Abbiamo visto che la quota lavoro è in diminuzione nei costi unitari del lavoro come detto nelle prime due parti; che, invece, la quota capitale è in aumento e anche i costi unitari di capitale sono quindi in aumento. La diminuzione della quota lavoro e, pertanto, dei salari nominali, non ci ha aiutato nell’evitare di finire tra i PIIGS; mentre lo spostamento della quota lavoro verso la quota capitale non è stato nemmeno preso in considerazione o per lo più è stato ignorato.  Abbiamo visto che considerare i costi unitari del lavoro a livello aziendale non è la stessa cosa che considerarli a livello aggregato, infatti se la diminuzione dei costi unitari a livello di impresa potrebbe significare un recupero della competitività, a livello aggregato non funziona così, perché utilizzandosi il valore aggiunto la quota capitale gioca un ruolo che, per definizione, non ci permette di escludere una discussione sulla distribuzione funzionale del reddito.

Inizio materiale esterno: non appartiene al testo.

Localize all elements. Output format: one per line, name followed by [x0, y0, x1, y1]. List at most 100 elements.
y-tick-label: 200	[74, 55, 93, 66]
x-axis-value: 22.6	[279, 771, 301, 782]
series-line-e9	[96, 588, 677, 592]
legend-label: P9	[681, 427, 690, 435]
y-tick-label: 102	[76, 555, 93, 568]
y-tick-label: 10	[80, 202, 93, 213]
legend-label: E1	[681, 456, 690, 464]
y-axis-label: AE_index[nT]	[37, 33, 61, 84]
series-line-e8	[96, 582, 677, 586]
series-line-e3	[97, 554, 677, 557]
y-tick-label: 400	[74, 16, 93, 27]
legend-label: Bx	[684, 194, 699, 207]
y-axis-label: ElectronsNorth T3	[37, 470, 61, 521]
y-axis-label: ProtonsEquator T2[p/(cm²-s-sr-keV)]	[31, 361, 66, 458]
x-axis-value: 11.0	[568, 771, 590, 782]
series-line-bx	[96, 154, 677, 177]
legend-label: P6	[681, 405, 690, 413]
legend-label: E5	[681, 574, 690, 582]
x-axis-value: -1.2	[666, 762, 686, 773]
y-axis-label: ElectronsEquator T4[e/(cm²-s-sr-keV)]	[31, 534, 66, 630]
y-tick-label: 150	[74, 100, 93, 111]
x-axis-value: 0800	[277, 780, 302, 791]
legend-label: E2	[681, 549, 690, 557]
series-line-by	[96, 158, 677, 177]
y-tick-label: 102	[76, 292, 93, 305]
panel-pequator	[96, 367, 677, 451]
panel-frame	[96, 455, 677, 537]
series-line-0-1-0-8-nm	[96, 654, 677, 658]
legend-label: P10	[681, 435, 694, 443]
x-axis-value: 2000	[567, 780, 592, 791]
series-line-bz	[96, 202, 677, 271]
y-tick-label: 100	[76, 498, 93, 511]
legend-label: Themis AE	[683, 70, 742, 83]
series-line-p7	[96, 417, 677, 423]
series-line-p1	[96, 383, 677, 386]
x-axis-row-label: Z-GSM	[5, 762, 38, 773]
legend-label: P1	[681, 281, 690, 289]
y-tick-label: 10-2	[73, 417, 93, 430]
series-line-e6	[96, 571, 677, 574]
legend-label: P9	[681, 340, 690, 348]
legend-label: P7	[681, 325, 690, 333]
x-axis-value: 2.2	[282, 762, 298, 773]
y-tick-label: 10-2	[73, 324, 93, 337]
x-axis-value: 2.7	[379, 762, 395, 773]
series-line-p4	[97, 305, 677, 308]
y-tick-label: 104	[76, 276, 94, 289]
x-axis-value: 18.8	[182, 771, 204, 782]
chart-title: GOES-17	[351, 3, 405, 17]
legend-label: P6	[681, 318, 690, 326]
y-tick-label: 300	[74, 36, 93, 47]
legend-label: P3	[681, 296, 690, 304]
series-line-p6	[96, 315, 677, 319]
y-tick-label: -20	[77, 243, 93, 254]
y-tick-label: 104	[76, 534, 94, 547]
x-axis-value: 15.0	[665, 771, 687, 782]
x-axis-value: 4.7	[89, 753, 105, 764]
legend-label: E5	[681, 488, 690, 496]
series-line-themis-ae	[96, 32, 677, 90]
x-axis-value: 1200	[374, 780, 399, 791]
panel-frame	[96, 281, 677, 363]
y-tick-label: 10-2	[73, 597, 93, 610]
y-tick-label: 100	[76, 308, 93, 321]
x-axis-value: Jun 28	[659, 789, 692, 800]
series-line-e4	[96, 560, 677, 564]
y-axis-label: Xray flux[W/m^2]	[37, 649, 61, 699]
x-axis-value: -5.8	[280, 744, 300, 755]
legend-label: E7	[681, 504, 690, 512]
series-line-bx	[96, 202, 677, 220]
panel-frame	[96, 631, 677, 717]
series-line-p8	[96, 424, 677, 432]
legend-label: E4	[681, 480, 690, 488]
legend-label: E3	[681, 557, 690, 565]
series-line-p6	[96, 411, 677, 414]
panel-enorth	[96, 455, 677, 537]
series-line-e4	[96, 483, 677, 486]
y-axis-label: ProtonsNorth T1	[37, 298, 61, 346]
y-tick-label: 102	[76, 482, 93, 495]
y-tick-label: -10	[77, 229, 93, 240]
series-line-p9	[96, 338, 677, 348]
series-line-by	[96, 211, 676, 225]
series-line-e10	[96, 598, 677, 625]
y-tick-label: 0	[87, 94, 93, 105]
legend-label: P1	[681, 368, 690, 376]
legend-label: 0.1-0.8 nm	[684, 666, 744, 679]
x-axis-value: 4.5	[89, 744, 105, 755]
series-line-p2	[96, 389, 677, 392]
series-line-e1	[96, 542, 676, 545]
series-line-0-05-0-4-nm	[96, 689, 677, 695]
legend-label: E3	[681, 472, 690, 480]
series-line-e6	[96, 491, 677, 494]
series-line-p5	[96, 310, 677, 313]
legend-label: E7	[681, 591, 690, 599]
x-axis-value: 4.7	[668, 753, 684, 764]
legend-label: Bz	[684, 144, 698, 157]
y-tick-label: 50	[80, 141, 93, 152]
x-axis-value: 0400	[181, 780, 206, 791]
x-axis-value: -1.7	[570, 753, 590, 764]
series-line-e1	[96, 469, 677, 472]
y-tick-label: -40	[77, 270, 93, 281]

Tirando le fila, notiamo che sono i costi unitari di capitale che sono aumentati maggiormente rispetto ai costi unitari del lavoro, questi, invece, sono aumentati in ragione dei prezzi, per cui il problema non può essere discusso nei meri termini di una diminuzione dei salari nominali che diminuendo i costi unitari del lavoro ci rendano più competitivi, perché a livello aggregato non abbiamo perso competitività a causa dell’aumento della quota lavoro, bensì a quello della quota capitale; e pertanto non sono i cosi unitari del lavoro che sono scesi meno velocemente della produttività del lavoro, ma i costi unitari di capitale che sono scesi meno velocemente della produttività del capitale, alias, il tasso di profitto è sceso meno velocemente della produttività del capitale.

Quindi, visto che nei fatti c’è effettivamente già stato un “trasferimento” di risorse dal lavoro al capitale, semmai fosse necessario porre a carico di qualcuno la perdita di competitività o gli eventuali costi per recuperarla, questo qualcuno non dovrebbe essere, abbastanza chiaramente, il lavoro. E questo grafico degli USA – visto che quelli che riguardano i paesi EU li abbiamo visti precedentemente –  illustra abbastanza chiaramente l’andamento di stipendi e profitti dal 1940. Vediamo – limitando l’analisi all’inizio del terzo millennio – che dal 2002 (più o meno) i profitti (linea rossa) sono praticamente “esplosi” mentre i salari (linea blu) hanno continuato, seguendo un trend iniziato a fine anni ’90, a scendere. Inoltre, mentre appena  dopo il crollo di Lehman B. e prima del 2010, i profitti erano quasi tornati ai livelli precedenti alla crisi (le aree in grigio indicano i periodi di recessione) e, appena dopo il 2010 stesso, sono aumentati ad un livello addirittura superiore a quello precedente la crisi; i salari  hanno continuato a scendere sia durante la crisi (in modo più marcato) che dopo.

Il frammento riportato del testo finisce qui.